Argentina Returning Thousands of Stolen Cultural Artifacts to Ecuador & Peru
Argentina has returned thousands of stolen cultural heritage items to Ecuador and Peru.
According to the Peruvian Foreign Affairs Ministry, Argentina has handed over a total of 4,150 cultural artifacts to Peru. The move marks the biggest amount of cultural items recovered thus far, Andina news agency reported (via Peru this Week).
"We are doing something unusual, really special," former Argentine President Cristina Fernández de Kirchner said during a ceremony at the National Museum of Fine Art in Buenos Aires last year, as reported by BBC. "It is an honor and a pleasure to restore the cultural wealth of countries such as Ecuador and Peru in a world where such wealth has so often been taken away."
The artifacts were returned to Peru on Jan. 28 of this year, Peru this Week reported. The handover was made after the signing of the Agreement for the Protection, Conservation, Recovery, and Return of Stolen or Illegally Exported or Transferred Cultural, Archaeological, Artistic, and Historical Property.
Speaking more about the artifacts' recovery, Fernández de Kirchner said last year that "the world we live in is one in which great powers fight to control the cultural riches of other people. One can see in the great museums of the world pieces from Greece, Syria, Egypt, Asia and even Latin America, and which have not been returned," Times of India reported.
She continued that "just as they should with medicinal patents (using indigenous plants), countries that hold onto cultural riches and refuse to give them back, at least should pay some kind of royalty to the countries they are from, since they were made by cultures other than their own," the news outlet added.
The cultural items' recovery has a positive effect on Peru's bilateral relations with Argentina, Peru this Week noted.

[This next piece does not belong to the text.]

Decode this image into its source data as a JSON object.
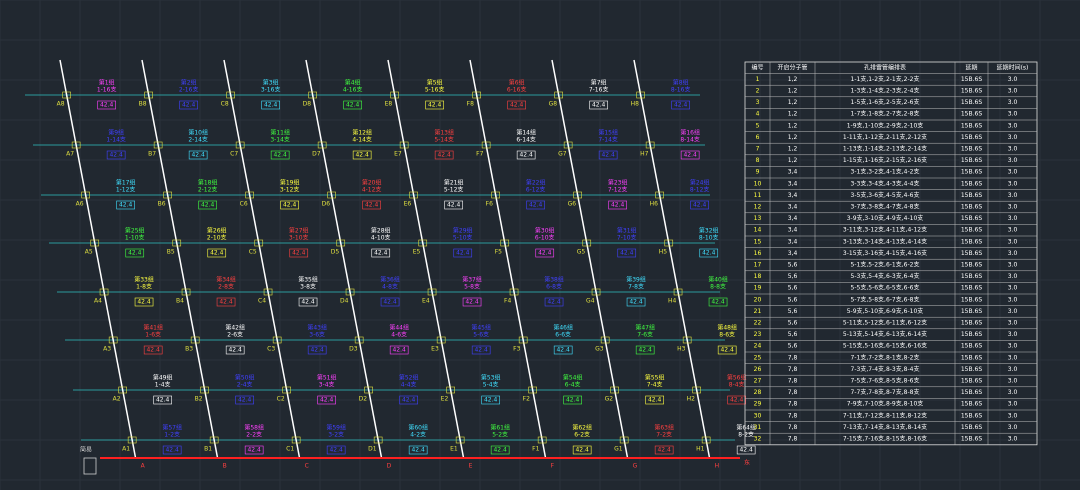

The exchange also symbolizes the Chancellary and Cultural Ministry's commitment to regain illegally exported items.
The archaeological artifacts, which are deemed to possess significant historical value, include items such as pre-Colombian goods, textiles, wood, metals, pottery, organic fiber, and bone remains. 3,898 of the recovered items were seized from art collectors and traffickers in Buenos Aires in 2000, Peru this Week added.
In September 2015, Argentine authorities apprehended two separate contraband traders attempting to transport historic artifacts and stolen artworks across the Argentina-Uruguay border.
The suspects were captured by the Argentine customs agency, or AFIP, in different vehicles at a customary border crossing, InSight Crime reported (as translated from Clarin). They were carrying ancient books, paintings, weapons, and musical instruments, among other items.